Let's say that you have a good which price can change quite often because of its demand. Let's assume that you developed an algorithm that changes continuously the supply of the good to make its value as constant as possible and equal to \$1. How would you simulate this system?

What I cannot figure out is how to simulate the changes in price of the good based on the demand. For example, let's take these as the initial conditions of the system:

$$initial-supply = 1000 goods$$ $$initial-value = 1/good$$ $$production-rate-of-the-good=500 goods/second$$

Now let's assume that the demand is 500 goods/second. Does this imply that the price of the good will stay constant?

If the demand becomes 2000 goods/second for some interval, how will the price of the good change if the production rate remains the same?

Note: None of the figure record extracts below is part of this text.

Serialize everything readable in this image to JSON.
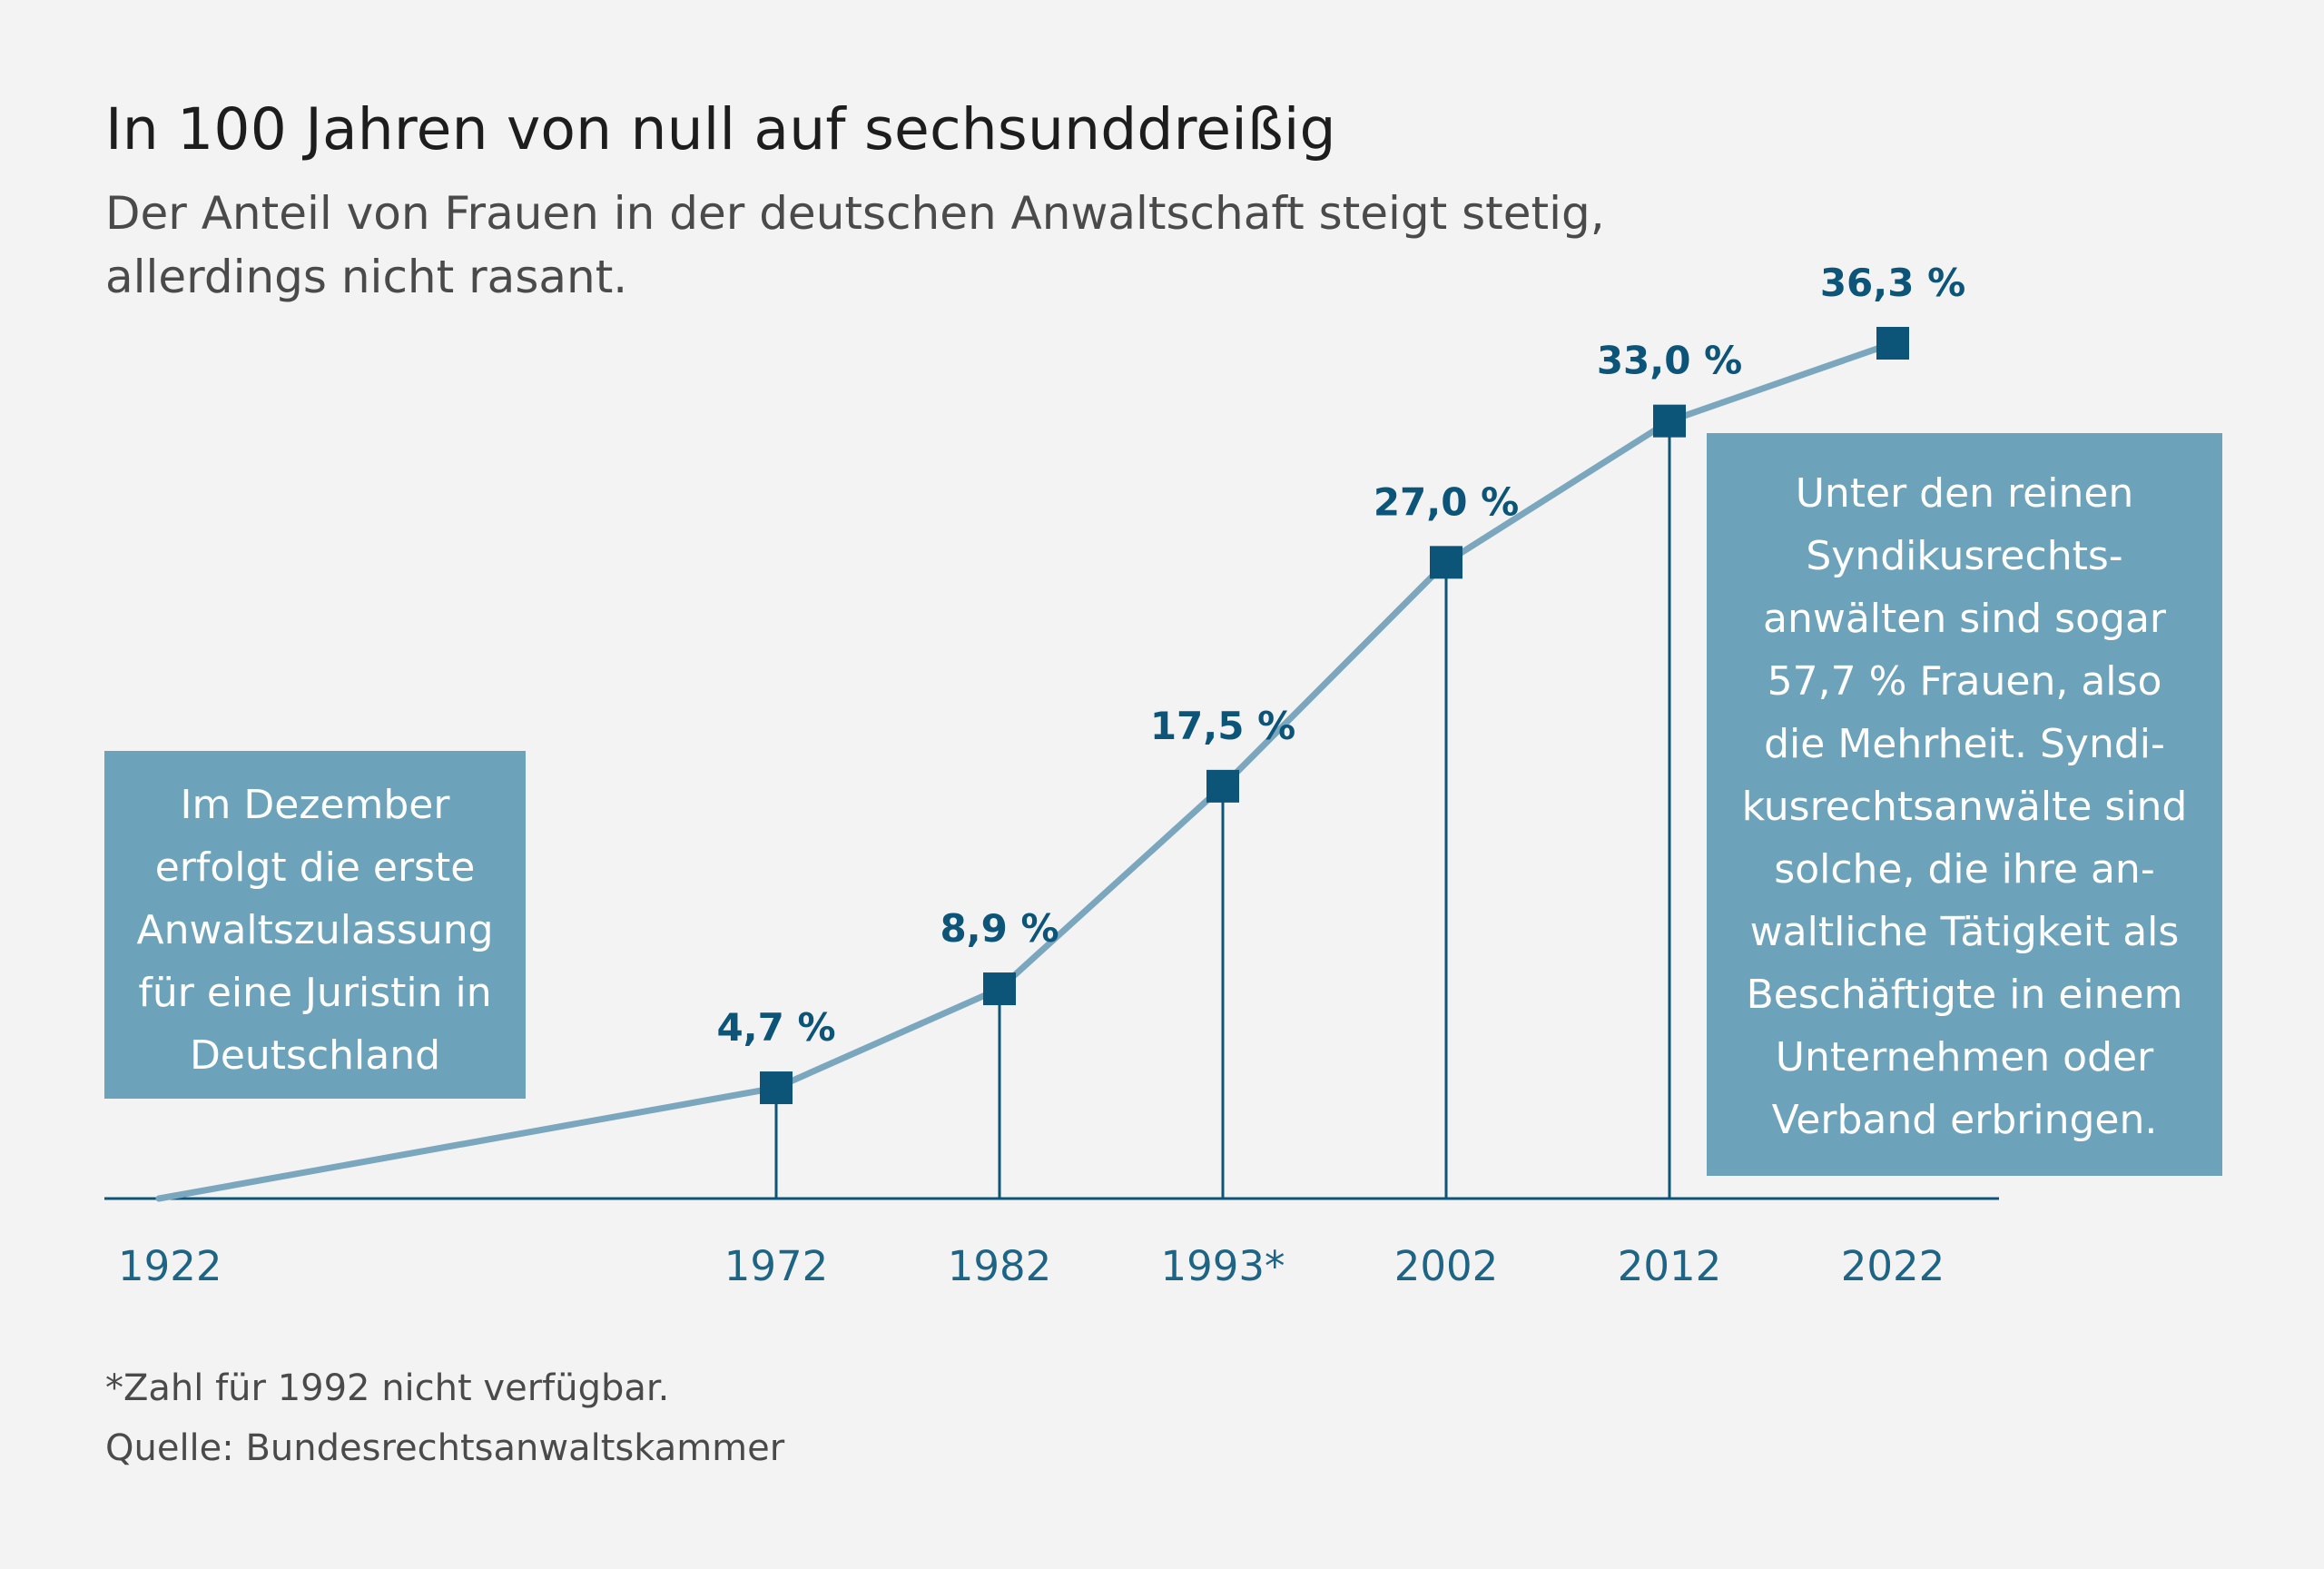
{
  "header": {
    "title": "In 100 Jahren von null auf sechsunddreißig",
    "subtitle": "Der Anteil von Frauen in der deutschen Anwaltschaft steigt stetig, allerdings nicht rasant."
  },
  "notes": {
    "left": [
      "Im Dezember",
      "erfolgt die erste",
      "Anwaltszulassung",
      "für eine Juristin in",
      "Deutschland"
    ],
    "right": [
      "Unter den reinen",
      "Syndikusrechts-",
      "anwälten sind sogar",
      "57,7 % Frauen, also",
      "die Mehrheit. Syndi-",
      "kusrechtsanwälte sind",
      "solche, die ihre an-",
      "waltliche Tätigkeit als",
      "Beschäftigte in einem",
      "Unternehmen oder",
      "Verband erbringen."
    ]
  },
  "footer": {
    "footnote": "*Zahl für 1992 nicht verfügbar.",
    "source": "Quelle: Bundesrechtsanwaltskammer"
  },
  "colors": {
    "line": "#7aa6be",
    "marker": "#0c5478",
    "label": "#0c5478",
    "axis_text": "#1e6485",
    "note_bg": "#6da2bb"
  },
  "chart_data": {
    "type": "line",
    "categories": [
      "1922",
      "1972",
      "1982",
      "1993*",
      "2002",
      "2012",
      "2022"
    ],
    "x": [
      1922,
      1972,
      1982,
      1993,
      2002,
      2012,
      2022
    ],
    "values": [
      0,
      4.7,
      8.9,
      17.5,
      27.0,
      33.0,
      36.3
    ],
    "value_labels": [
      "",
      "4,7 %",
      "8,9 %",
      "17,5 %",
      "27,0 %",
      "33,0 %",
      "36,3 %"
    ],
    "markers": [
      false,
      true,
      true,
      true,
      true,
      true,
      true
    ],
    "drop_lines": [
      false,
      true,
      true,
      true,
      true,
      true,
      false
    ],
    "ylim": [
      0,
      40
    ],
    "grid": false
  }
}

I am a beginner in these concepts and I hope that this question makes sense

You're question is unclear...

If you're in a competitive market, as a supplier, you can only see the market price at a given time, where it is set essentially by all suppliers and consumers at once

If you're a monopoly, then you can estimate the quantitive demand based on price, simply because you control the entire market, and set the price level at the marginal revenue, where you gain the most

The only ways, other than a monopoly, to estimate demand are:

If demand is completely inelastic, like with fuel: people won't change their driving patterns on marginal changes in price meaning quantity will remain the same in any case

completely elastic: price will remain the same no matter the quantity

A government set price, quantity or any other specific regulation on the product. Although, with "too much" regulation, in some cases a black market can be created, etc.